Dinini değiştiren milliyetini de değiştiriyor
Şurası
sosyolojik bir gerçektir ki, dini inançlar ile milli inançlar birbiri
ile yakından ilgilidir. Dinini değiştiren kimseler genelde birçok
milli inanç ve kanaatlerini de değiştirmektedir. Bunun örneklerini her
ülkede ve her din değiştirme olayında görmek mümkündür. Çünkü, din
değiştirmeye yol açan misyonerler dini telkinleri yanında milli
konularda da yıkıcı propagandalar yapıyorlar.
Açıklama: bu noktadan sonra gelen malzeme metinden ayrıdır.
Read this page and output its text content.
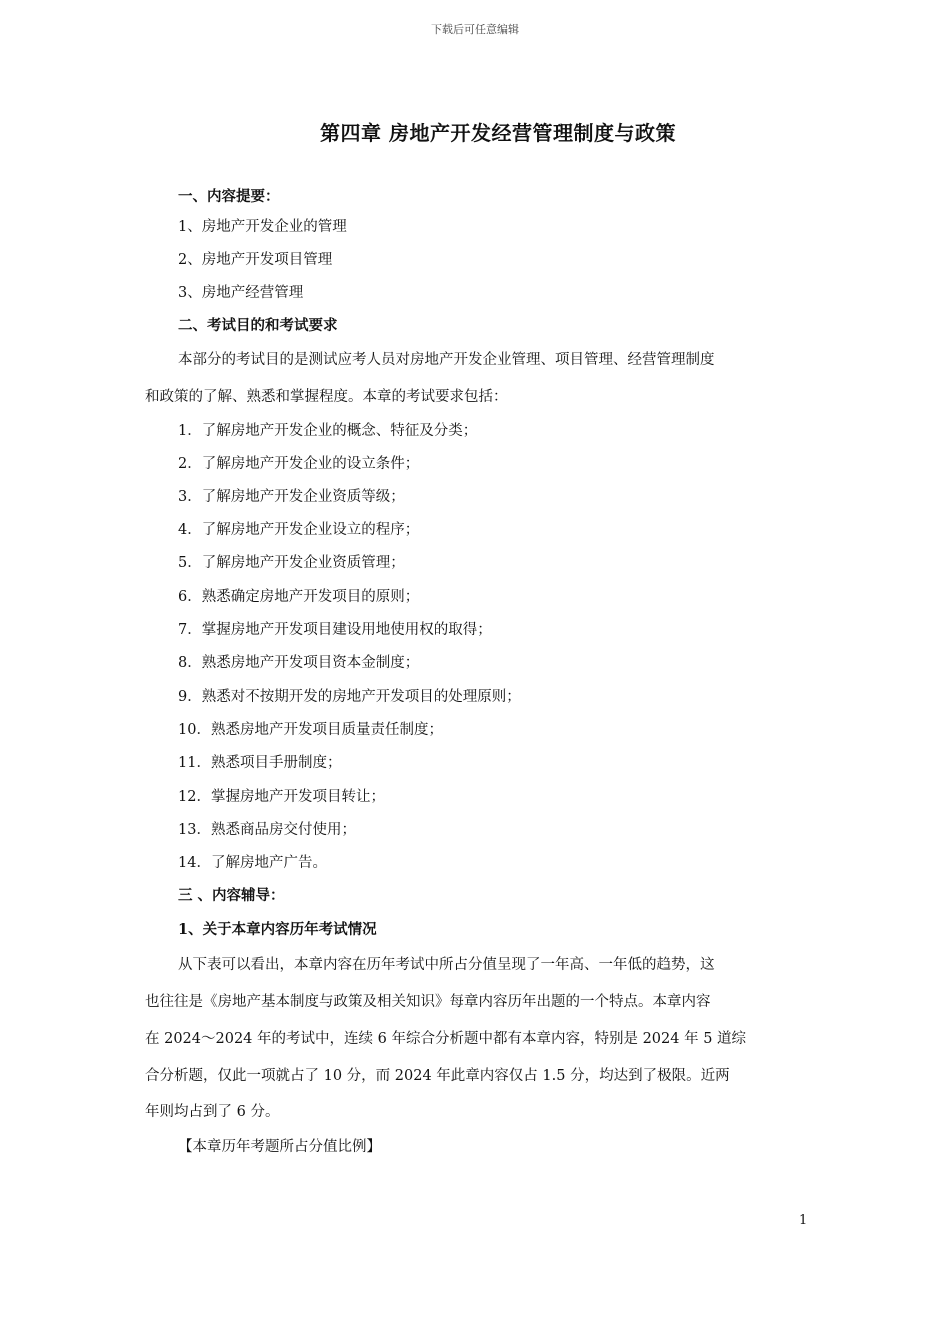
下载后可任意编辑
第四章 房地产开发经营管理制度与政策
一、内容提要：
1、房地产开发企业的管理
2、房地产开发项目管理
3、房地产经营管理
二、考试目的和考试要求
本部分的考试目的是测试应考人员对房地产开发企业管理、项目管理、经营管理制度
和政策的了解、熟悉和掌握程度。本章的考试要求包括：
1．了解房地产开发企业的概念、特征及分类；
2．了解房地产开发企业的设立条件；
3．了解房地产开发企业资质等级；
4．了解房地产开发企业设立的程序；
5．了解房地产开发企业资质管理；
6．熟悉确定房地产开发项目的原则；
7．掌握房地产开发项目建设用地使用权的取得；
8．熟悉房地产开发项目资本金制度；
9．熟悉对不按期开发的房地产开发项目的处理原则；
10．熟悉房地产开发项目质量责任制度；
11．熟悉项目手册制度；
12．掌握房地产开发项目转让；
13．熟悉商品房交付使用；
14．了解房地产广告。
三 、内容辅导：
1、关于本章内容历年考试情况
从下表可以看出，本章内容在历年考试中所占分值呈现了一年高、一年低的趋势，这
也往往是《房地产基本制度与政策及相关知识》每章内容历年出题的一个特点。本章内容
在 2024～2024 年的考试中，连续 6 年综合分析题中都有本章内容，特别是 2024 年 5 道综
合分析题，仅此一项就占了 10 分，而 2024 年此章内容仅占 1.5 分，均达到了极限。近两
年则均占到了 6 分。
【本章历年考题所占分值比例】
1
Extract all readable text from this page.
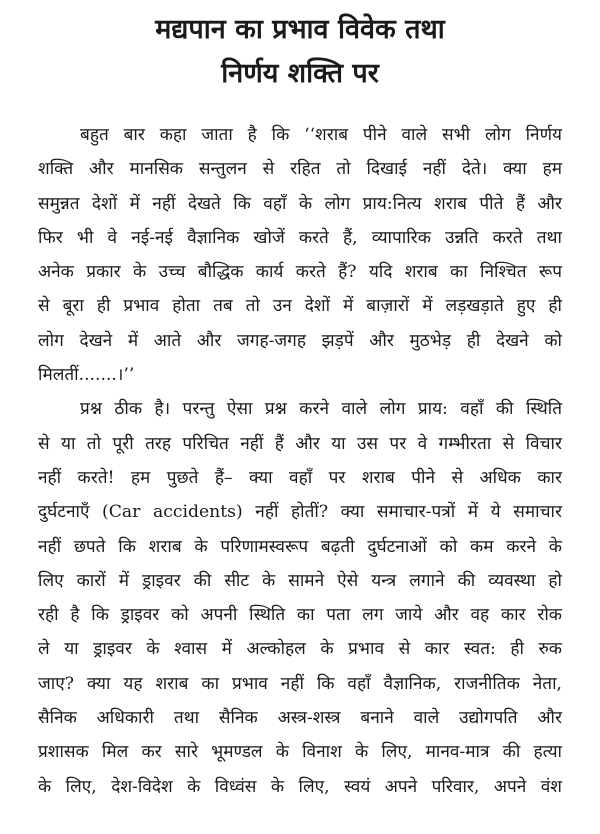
मद्यपान का प्रभाव विवेक तथा
निर्णय शक्ति पर

बहुत बार कहा जाता है कि ‘‘शराब पीने वाले सभी लोग निर्णय
शक्ति और मानसिक सन्तुलन से रहित तो दिखाई नहीं देते। क्या हम
समुन्नत देशों में नहीं देखते कि वहाँ के लोग प्राय:नित्य शराब पीते हैं और
फिर भी वे नई-नई वैज्ञानिक खोजें करते हैं, व्यापारिक उन्नति करते तथा
अनेक प्रकार के उच्च बौद्धिक कार्य करते हैं? यदि शराब का निश्चित रूप
से बूरा ही प्रभाव होता तब तो उन देशों में बाज़ारों में लड़खड़ाते हुए ही
लोग देखने में आते और जगह-जगह झड़पें और मुठभेड़ ही देखने को
मिलतीं.......।’’

प्रश्न ठीक है। परन्तु ऐसा प्रश्न करने वाले लोग प्राय: वहाँ की स्थिति
से या तो पूरी तरह परिचित नहीं हैं और या उस पर वे गम्भीरता से विचार
नहीं करते! हम पुछते हैं– क्या वहाँ पर शराब पीने से अधिक कार
दुर्घटनाएँ (Car accidents) नहीं होतीं? क्या समाचार-पत्रों में ये समाचार
नहीं छपते कि शराब के परिणामस्वरूप बढ़ती दुर्घटनाओं को कम करने के
लिए कारों में ड्राइवर की सीट के सामने ऐसे यन्त्र लगाने की व्यवस्था हो
रही है कि ड्राइवर को अपनी स्थिति का पता लग जाये और वह कार रोक
ले या ड्राइवर के श्वास में अल्कोहल के प्रभाव से कार स्वत: ही रुक
जाए? क्या यह शराब का प्रभाव नहीं कि वहाँ वैज्ञानिक, राजनीतिक नेता,
सैनिक अधिकारी तथा सैनिक अस्त्र-शस्त्र बनाने वाले उद्योगपति और
प्रशासक मिल कर सारे भूमण्डल के विनाश के लिए, मानव-मात्र की हत्या
के लिए, देश-विदेश के विध्वंस के लिए, स्वयं अपने परिवार, अपने वंश
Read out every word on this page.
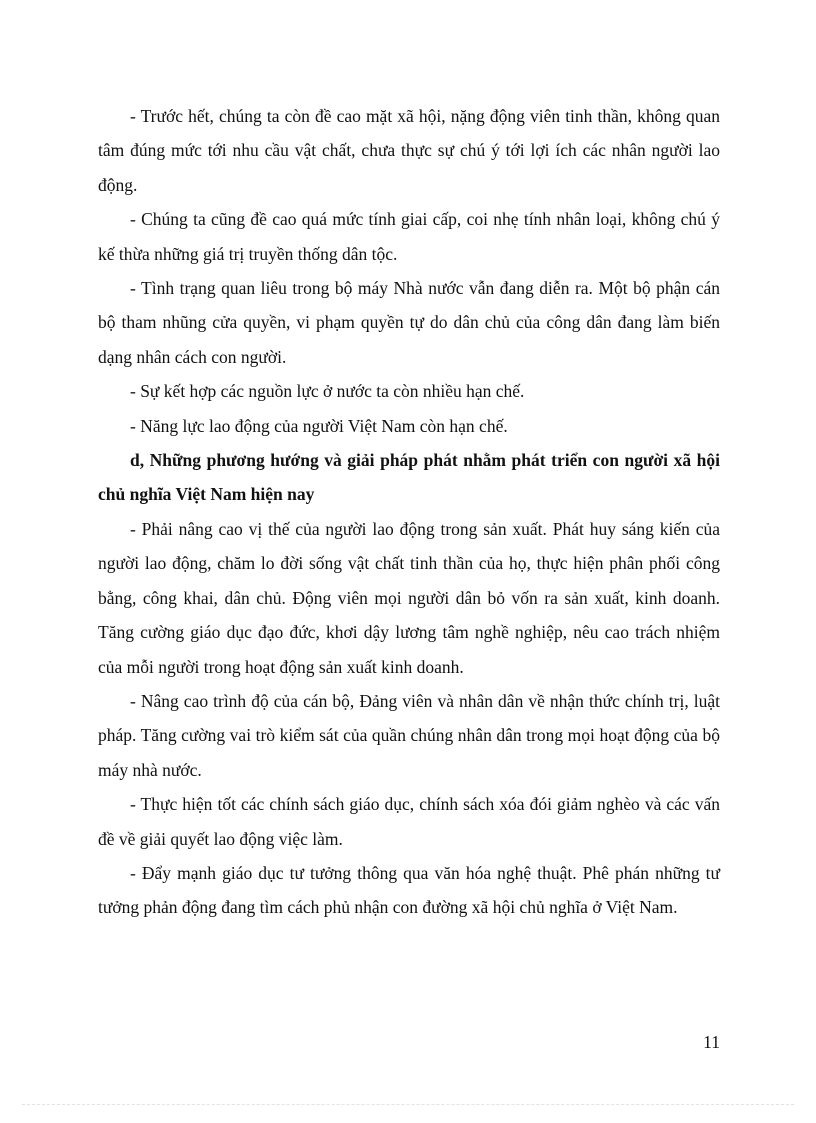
- Trước hết, chúng ta còn đề cao mặt xã hội, nặng động viên tinh thần, không quan tâm đúng mức tới nhu cầu vật chất, chưa thực sự chú ý tới lợi ích các nhân người lao động.

- Chúng ta cũng đề cao quá mức tính giai cấp, coi nhẹ tính nhân loại, không chú ý kế thừa những giá trị truyền thống dân tộc.

- Tình trạng quan liêu trong bộ máy Nhà nước vẫn đang diễn ra. Một bộ phận cán bộ tham nhũng cửa quyền, vi phạm quyền tự do dân chủ của công dân đang làm biến dạng nhân cách con người.

- Sự kết hợp các nguồn lực ở nước ta còn nhiều hạn chế.

- Năng lực lao động của người Việt Nam còn hạn chế.

d, Những phương hướng và giải pháp phát nhằm phát triển con người xã hội chủ nghĩa Việt Nam hiện nay

- Phải nâng cao vị thế của người lao động trong sản xuất. Phát huy sáng kiến của người lao động, chăm lo đời sống vật chất tinh thần của họ, thực hiện phân phối công bằng, công khai, dân chủ. Động viên mọi người dân bỏ vốn ra sản xuất, kinh doanh. Tăng cường giáo dục đạo đức, khơi dậy lương tâm nghề nghiệp, nêu cao trách nhiệm của mỗi người trong hoạt động sản xuất kinh doanh.

- Nâng cao trình độ của cán bộ, Đảng viên và nhân dân về nhận thức chính trị, luật pháp. Tăng cường vai trò kiểm sát của quần chúng nhân dân trong mọi hoạt động của bộ máy nhà nước.

- Thực hiện tốt các chính sách giáo dục, chính sách xóa đói giảm nghèo và các vấn đề về giải quyết lao động việc làm.

- Đẩy mạnh giáo dục tư tưởng thông qua văn hóa nghệ thuật. Phê phán những tư tưởng phản động đang tìm cách phủ nhận con đường xã hội chủ nghĩa ở Việt Nam.

11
Mesela bu günkü Avrupa
medeniyetinin ve kalkınmanın Hıristiyanlığın eseri olduğunu,
Hıristiyanlık dışında kalan halkların geri, değersiz, medeniyetten ve
insan haklarından uzak olduklarını anlatıyorlar. Böylece Hıristiyanlık
propagandası yapılan kişinin dini inançları ile birlikte milli
inançları da bizzat kötülenerek, güya yanlışlıkları ortaya konularak
yıkılıyor. Dolayısıyla Türkiye’de de dinini değiştiren insanlar genelde
milli inanç ve düşüncelerini de zamanla değiştirmektedirler. Böylece
İslami inancını kaybedip Hıristiyan olan vatandaşımız zamanla Müslüman
halkımızdan da manen kopuyorlar. Düne kadar sokaktaki herkese
‘Müslüman din kardeşi’ gözüyle bakan kendisi de Müslüman olan kişi,
halk deyimi ile dinden çıkıp ‘gavur’ olunca, kendi milletine
yabancılaşıyor, hatta kendi dinine ve milletine düşman haline geliyor.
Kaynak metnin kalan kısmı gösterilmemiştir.